American Recession is Over (Or, We Have Hit Rock Bottom)

Bernanke has added his voice to the growing concensus view, that the Recession is over.  This is one week after Daniel Gross's article on some leading economic indicators.

So this means that we have hit rock bottom, low enough that the economy will not shrink anymore, for a little bit longer.  You can kind of see this in the stock market as well, where the SP500 hit the bottom back in March, and has recovered quite a bit of its value since then.

However, the question now is, what's next?  The current "recovery" is primarily the result of fear easing and hitting bottom.  Back in the first quarter of this year, the credit market locked up, and businesses went into survival mode, hoarding cash and minimizing expenses.  Now, the commercial papers market has returned to somewhat normal, meaning businesses can stop hoarding cash.  Businesses cannot slash any more expenses without impeding their operations.  And productivity is up, as they fire many of the lazier employees.

American companies are earning some money from the economies of China and India (and Brazil and other developing countries), which gives you that small rise in earnings you are seeing in the Second Quarter reports.  However, the American consumers are not spending, so there is little domestic driver for corporate earnings this year.

There are three scenarios going forward:

1.) Optimistic: The Obama stimulus finally hits the economy.  The Adjustable Rate Mortgages stop being a drain on banks (because they already wrote down the mortgage sector, hopefully).  We can't see a consumption-driven recovery, but we can see Investment from a new technology, as yet unknown.  Rich people the world over start going on vacation again to luxury destinations.  Inflation stays under control.  These little things add up to start dragging the world economy out of the slump. 

This would depend on all of these little things happening, and so far, it looks highly unlikely, short of a World War III-driven economic recovery.

2.) Neutral: Stimulus hits, but the ARM write down (from all the 2007 homebuyers losing their homes, or a Federally-forced "mortgage protection" settlement) largely cancels out the stimulus.  Consumption stays the same.  Investment stays low.  Inflation stays middle.  Rich people are afraid to visibly spend on luxuries, keeping them at home.  We enter a Japanese style economic ennui.

This scenario is very likely, because the ARM write down has yet to happen.  As Gross said in his article, we cannot foresee a technology compelling enough to start an Investment-driven recovery, in the style of the 90's Internet Boom.

3.) Pessimistic: The ARM writedown overwhelms the Obama stimulus.  Inflation on the Supply inputs (a bad corn harvest, rise in fertiliser cost, Nigerian MEND terrorism, et al) pushes companies and households into bankruptcies.  The stock market takes a second nosedive.

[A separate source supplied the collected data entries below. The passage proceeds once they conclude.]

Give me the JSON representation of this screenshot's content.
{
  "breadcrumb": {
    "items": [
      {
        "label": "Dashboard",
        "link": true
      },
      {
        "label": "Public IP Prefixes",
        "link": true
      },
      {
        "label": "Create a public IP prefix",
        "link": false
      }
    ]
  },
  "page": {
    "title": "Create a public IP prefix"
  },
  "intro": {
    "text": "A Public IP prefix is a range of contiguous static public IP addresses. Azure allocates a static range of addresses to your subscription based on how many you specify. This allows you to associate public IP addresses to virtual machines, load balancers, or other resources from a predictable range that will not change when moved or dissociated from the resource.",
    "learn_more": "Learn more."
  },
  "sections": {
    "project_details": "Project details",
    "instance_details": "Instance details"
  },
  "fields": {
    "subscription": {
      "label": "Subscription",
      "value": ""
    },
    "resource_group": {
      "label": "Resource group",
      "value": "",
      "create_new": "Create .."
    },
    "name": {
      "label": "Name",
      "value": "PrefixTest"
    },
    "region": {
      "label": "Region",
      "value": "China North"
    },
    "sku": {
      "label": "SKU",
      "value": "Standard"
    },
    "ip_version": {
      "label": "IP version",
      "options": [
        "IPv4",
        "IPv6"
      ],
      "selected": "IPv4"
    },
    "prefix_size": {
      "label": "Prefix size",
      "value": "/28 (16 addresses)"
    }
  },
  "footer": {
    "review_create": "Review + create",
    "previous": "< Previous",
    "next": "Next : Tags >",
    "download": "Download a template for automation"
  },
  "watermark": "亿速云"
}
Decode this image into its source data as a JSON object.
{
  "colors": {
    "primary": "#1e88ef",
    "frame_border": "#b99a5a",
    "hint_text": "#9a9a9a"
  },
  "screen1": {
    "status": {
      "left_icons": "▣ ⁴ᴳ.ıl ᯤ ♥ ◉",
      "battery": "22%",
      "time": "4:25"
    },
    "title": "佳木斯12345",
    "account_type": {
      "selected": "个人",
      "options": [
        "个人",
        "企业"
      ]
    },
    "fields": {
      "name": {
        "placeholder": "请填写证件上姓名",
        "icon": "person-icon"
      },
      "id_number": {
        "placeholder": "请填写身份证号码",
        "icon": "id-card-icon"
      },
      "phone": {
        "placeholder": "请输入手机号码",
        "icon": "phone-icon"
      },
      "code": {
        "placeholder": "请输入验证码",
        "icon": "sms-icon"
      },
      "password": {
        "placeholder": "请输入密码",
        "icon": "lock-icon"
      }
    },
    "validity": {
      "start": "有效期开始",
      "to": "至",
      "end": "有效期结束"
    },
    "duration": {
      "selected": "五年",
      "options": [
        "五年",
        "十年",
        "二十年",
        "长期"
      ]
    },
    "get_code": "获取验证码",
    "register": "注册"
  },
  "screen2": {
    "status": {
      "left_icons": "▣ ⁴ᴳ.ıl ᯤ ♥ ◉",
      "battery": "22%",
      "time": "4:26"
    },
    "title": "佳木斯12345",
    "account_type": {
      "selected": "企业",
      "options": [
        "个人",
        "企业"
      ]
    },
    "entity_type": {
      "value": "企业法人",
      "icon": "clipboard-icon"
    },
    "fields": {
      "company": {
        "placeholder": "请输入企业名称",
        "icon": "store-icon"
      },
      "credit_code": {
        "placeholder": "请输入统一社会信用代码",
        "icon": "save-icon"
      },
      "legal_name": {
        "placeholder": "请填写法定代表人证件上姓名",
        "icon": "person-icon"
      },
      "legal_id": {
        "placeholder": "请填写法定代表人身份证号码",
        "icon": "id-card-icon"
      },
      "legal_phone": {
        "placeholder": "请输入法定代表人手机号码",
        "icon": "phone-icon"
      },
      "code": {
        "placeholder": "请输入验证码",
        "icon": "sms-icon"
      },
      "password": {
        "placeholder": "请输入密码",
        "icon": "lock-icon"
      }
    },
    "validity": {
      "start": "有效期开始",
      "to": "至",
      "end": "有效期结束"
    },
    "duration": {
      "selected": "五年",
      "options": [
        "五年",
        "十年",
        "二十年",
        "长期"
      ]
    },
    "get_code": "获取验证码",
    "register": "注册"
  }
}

This scenario is somewhat likely.  If it does happen, it will be a long, bad stretch for the world.

The above analysis does not account for several wildcards.  For example, the Cap and Trade regime and other environmental initiatives could severely curtail corporate investment and bankrupt small companies.  A bad H1N1 outbreak in the northern hemisphere could drive 2009 back into negative growth territory.

So for those of you looking to invest in the stock market: Yes, you have missed the bus, once again.